• Martin KaFai Lau's avatar
    bpf: Introduce BPF_MAP_TYPE_STRUCT_OPS · 85d33df3
    Martin KaFai Lau authored
    The patch introduces BPF_MAP_TYPE_STRUCT_OPS.  The map value
    is a kernel struct with its func ptr implemented in bpf prog.
    This new map is the interface to register/unregister/introspect
    a bpf implemented kernel struct.
    
    The kernel struct is actually embedded inside another new struct
    (or called the "value" struct in the code).  For example,
    "struct tcp_congestion_ops" is embbeded in:
    struct bpf_struct_ops_tcp_congestion_ops {
    	refcount_t refcnt;
    	enum bpf_struct_ops_state state;
    	struct tcp_congestion_ops data;  /* <-- kernel subsystem struct here */
    }
    The map value is "struct bpf_struct_ops_tcp_congestion_ops".

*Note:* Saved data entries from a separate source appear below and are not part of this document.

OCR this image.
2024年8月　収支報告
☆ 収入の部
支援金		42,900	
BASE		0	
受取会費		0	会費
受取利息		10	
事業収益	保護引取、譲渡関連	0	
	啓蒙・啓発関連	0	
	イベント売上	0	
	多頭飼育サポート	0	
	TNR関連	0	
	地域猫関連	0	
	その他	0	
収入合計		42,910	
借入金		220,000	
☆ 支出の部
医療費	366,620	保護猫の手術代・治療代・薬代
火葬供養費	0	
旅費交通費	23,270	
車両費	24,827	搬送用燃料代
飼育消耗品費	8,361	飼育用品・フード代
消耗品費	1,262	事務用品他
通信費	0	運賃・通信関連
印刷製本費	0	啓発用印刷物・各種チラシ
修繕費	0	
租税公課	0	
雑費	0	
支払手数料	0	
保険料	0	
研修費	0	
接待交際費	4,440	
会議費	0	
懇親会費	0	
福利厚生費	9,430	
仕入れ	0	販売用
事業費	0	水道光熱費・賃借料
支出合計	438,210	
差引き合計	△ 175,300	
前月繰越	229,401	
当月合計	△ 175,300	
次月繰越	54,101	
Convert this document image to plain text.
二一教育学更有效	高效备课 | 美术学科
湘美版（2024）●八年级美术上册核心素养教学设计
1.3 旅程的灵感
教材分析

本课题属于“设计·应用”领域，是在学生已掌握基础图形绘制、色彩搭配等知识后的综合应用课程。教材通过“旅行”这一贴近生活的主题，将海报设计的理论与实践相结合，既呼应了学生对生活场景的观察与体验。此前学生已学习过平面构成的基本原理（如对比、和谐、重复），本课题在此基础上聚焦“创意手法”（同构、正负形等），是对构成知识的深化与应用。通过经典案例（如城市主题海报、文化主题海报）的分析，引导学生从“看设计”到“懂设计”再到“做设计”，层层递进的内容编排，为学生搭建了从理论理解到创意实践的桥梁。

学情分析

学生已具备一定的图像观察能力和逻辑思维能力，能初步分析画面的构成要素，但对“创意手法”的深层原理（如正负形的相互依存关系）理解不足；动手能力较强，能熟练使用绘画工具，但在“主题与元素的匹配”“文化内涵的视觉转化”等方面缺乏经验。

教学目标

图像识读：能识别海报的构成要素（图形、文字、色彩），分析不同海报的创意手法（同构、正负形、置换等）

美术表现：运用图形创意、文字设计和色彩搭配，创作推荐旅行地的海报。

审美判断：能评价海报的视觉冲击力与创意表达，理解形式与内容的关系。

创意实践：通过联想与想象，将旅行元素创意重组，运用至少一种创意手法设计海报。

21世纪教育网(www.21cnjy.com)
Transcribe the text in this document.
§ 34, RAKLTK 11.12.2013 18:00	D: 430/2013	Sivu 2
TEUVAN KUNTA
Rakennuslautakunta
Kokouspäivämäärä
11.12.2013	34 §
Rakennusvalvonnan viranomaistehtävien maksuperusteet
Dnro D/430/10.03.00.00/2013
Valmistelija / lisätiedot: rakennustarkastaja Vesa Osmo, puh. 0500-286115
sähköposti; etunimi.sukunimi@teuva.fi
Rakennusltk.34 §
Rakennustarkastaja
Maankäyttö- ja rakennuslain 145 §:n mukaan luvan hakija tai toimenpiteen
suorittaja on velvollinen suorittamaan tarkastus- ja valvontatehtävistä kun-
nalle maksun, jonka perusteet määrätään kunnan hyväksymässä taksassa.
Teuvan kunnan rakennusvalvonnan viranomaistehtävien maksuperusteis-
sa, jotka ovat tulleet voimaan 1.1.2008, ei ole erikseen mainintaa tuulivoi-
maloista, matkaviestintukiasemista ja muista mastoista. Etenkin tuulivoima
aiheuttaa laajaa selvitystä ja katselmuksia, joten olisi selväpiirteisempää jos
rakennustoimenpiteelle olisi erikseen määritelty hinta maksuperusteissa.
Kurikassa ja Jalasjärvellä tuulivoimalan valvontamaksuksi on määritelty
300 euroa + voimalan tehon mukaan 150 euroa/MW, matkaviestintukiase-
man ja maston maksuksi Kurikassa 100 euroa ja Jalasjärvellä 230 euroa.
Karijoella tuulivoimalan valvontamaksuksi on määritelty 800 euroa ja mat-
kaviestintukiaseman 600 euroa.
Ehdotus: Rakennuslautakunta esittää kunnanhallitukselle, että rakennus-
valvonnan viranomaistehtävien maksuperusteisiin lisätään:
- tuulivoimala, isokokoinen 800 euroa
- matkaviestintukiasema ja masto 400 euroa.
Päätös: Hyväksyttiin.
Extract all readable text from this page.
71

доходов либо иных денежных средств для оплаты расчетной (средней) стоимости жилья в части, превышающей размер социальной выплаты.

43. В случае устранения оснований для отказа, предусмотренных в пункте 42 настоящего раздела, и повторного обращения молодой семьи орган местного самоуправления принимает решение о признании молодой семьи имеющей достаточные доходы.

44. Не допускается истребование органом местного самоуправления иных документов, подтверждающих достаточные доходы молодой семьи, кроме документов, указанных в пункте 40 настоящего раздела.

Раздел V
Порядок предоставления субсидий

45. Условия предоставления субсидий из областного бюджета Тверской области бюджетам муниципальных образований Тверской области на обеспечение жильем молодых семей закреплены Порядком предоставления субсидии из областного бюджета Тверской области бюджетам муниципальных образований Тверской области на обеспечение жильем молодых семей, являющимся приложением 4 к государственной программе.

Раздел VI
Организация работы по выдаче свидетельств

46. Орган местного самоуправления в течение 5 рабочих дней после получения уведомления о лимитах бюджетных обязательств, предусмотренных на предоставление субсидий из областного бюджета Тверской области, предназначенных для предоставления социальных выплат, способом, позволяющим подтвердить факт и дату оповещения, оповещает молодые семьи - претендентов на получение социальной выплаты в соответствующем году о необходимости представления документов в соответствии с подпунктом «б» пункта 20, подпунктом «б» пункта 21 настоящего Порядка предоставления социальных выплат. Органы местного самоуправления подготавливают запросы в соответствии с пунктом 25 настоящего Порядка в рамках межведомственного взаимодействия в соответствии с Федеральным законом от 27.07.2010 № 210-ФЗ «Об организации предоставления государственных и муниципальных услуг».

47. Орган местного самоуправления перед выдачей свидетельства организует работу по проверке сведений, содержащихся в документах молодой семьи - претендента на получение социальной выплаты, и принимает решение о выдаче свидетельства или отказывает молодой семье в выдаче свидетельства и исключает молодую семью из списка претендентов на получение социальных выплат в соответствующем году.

    The "bpftool map dump" will then be able to show the
    state ("inuse"/"tobefree") and the number of subsystem's refcnt (e.g.
    number of tcp_sock in the tcp_congestion_ops case).  This "value" struct
    is created automatically by a macro.  Having a separate "value" struct
    will also make extending "struct bpf_struct_ops_XYZ" easier (e.g. adding
    "void (*init)(void)" to "struct bpf_struct_ops_XYZ" to do some
    initialization works before registering the struct_ops to the kernel
    subsystem).  The libbpf will take care of finding and populating the
    "struct bpf_struct_ops_XYZ" from "struct XYZ".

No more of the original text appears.